Investment Process

Deal Flow

Deal flow is the volume and quality of investment opportunities sourced and evaluated over a given period.

Allocator relevance: A leading indicator of sourcing advantage, selectivity, and the ability to maintain underwriting standards at scale.

Expanded Definition

Deal flow describes both quantity (how many opportunities) and quality (how many are relevant and actionable). Strong deal flow can improve selectivity; weak deal flow can force managers into lower-quality investments or style drift. In private markets, consistent deal flow supports pacing and deployment discipline.

For allocators, the key is not “more deals,” but whether deal flow is differentiated and converts into high-conviction investments under consistent underwriting standards.

How It Works in Practice

Managers track sourced opportunities, screened deals, diligenced deals, and closed deals—often described as a funnel. Allocators evaluate deal flow sources (network, proprietary channels), conversion rates, and whether pipeline claims match realized behavior.
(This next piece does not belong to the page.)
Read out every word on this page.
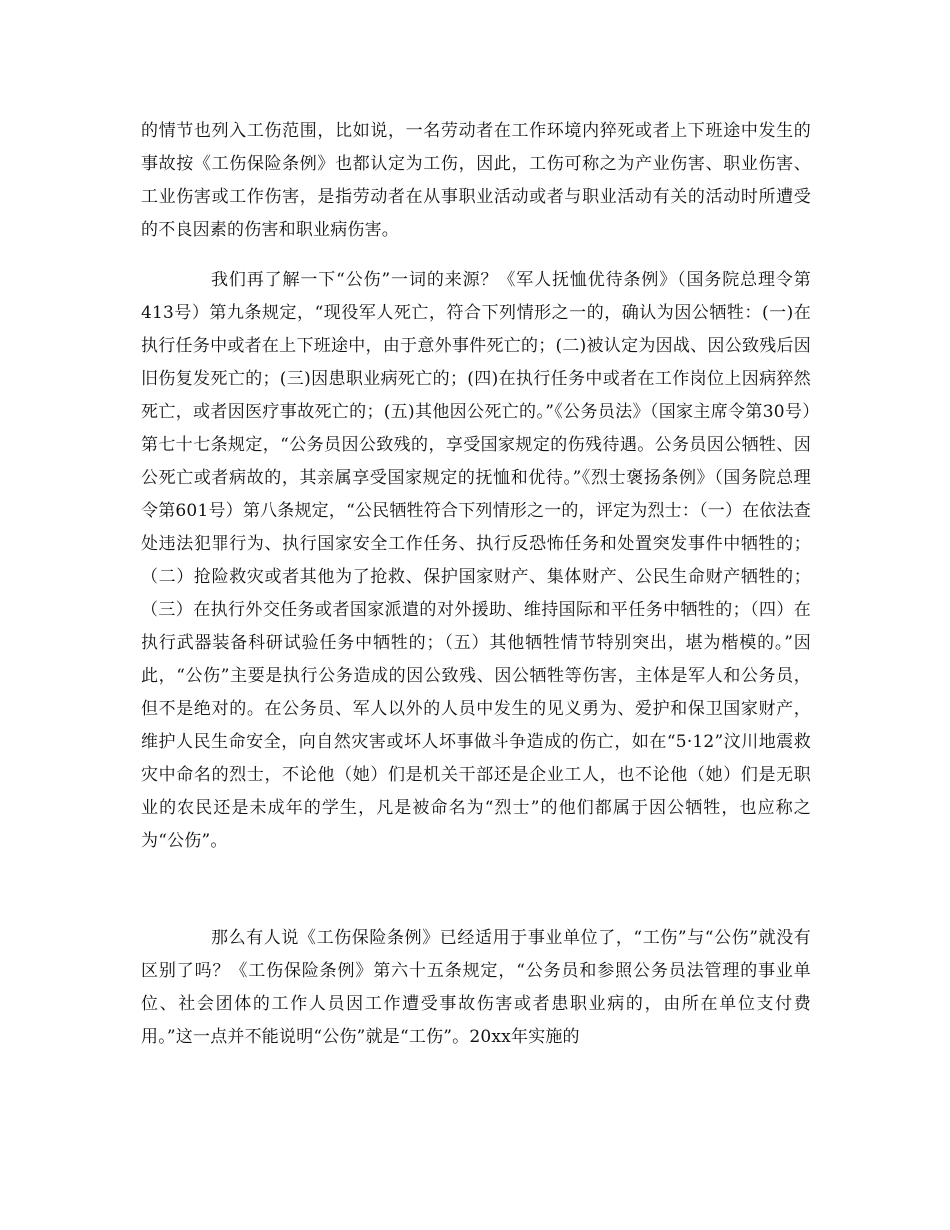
的情节也列入工伤范围，比如说，一名劳动者在工作环境内猝死或者上下班途中发生的事故按《工伤保险条例》也都认定为工伤，因此，工伤可称之为产业伤害、职业伤害、工业伤害或工作伤害，是指劳动者在从事职业活动或者与职业活动有关的活动时所遭受的不良因素的伤害和职业病伤害。

我们再了解一下“公伤”一词的来源？《军人抚恤优待条例》（国务院总理令第413号）第九条规定，“现役军人死亡，符合下列情形之一的，确认为因公牺牲：(一)在执行任务中或者在上下班途中，由于意外事件死亡的；(二)被认定为因战、因公致残后因旧伤复发死亡的；(三)因患职业病死亡的；(四)在执行任务中或者在工作岗位上因病猝然死亡，或者因医疗事故死亡的；(五)其他因公死亡的。”《公务员法》（国家主席令第30号）第七十七条规定，“公务员因公致残的，享受国家规定的伤残待遇。公务员因公牺牲、因公死亡或者病故的，其亲属享受国家规定的抚恤和优待。”《烈士褒扬条例》（国务院总理令第601号）第八条规定，“公民牺牲符合下列情形之一的，评定为烈士：（一）在依法查处违法犯罪行为、执行国家安全工作任务、执行反恐怖任务和处置突发事件中牺牲的；（二）抢险救灾或者其他为了抢救、保护国家财产、集体财产、公民生命财产牺牲的；（三）在执行外交任务或者国家派遣的对外援助、维持国际和平任务中牺牲的；（四）在执行武器装备科研试验任务中牺牲的；（五）其他牺牲情节特别突出，堪为楷模的。”因此，“公伤”主要是执行公务造成的因公致残、因公牺牲等伤害，主体是军人和公务员，但不是绝对的。在公务员、军人以外的人员中发生的见义勇为、爱护和保卫国家财产，维护人民生命安全，向自然灾害或坏人坏事做斗争造成的伤亡，如在“5·12”汶川地震救灾中命名的烈士，不论他（她）们是机关干部还是企业工人，也不论他（她）们是无职业的农民还是未成年的学生，凡是被命名为“烈士”的他们都属于因公牺牲，也应称之为“公伤”。

那么有人说《工伤保险条例》已经适用于事业单位了，“工伤”与“公伤”就没有区别了吗？《工伤保险条例》第六十五条规定，“公务员和参照公务员法管理的事业单位、社会团体的工作人员因工作遭受事故伤害或者患职业病的，由所在单位支付费用。”这一点并不能说明“公伤”就是“工伤”。20xx年实施的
Decision Authority and Governance

Governance focuses on ensuring deal selection remains disciplined under fundraising pressure and market cycles. IC processes, concentration limits, and underwriting standards protect against “pipeline-driven” compromise.

Common Misconceptions

  • High deal flow guarantees strong performance.
  • Deal flow is the same as deal sourcing.
  • Pipeline size proves proprietary access.

Key Takeaways

  • Deal flow supports selectivity, but discipline converts it into outcomes.
  • Conversion rates often matter more than volume.
  • Proprietary channels are the real differentiator.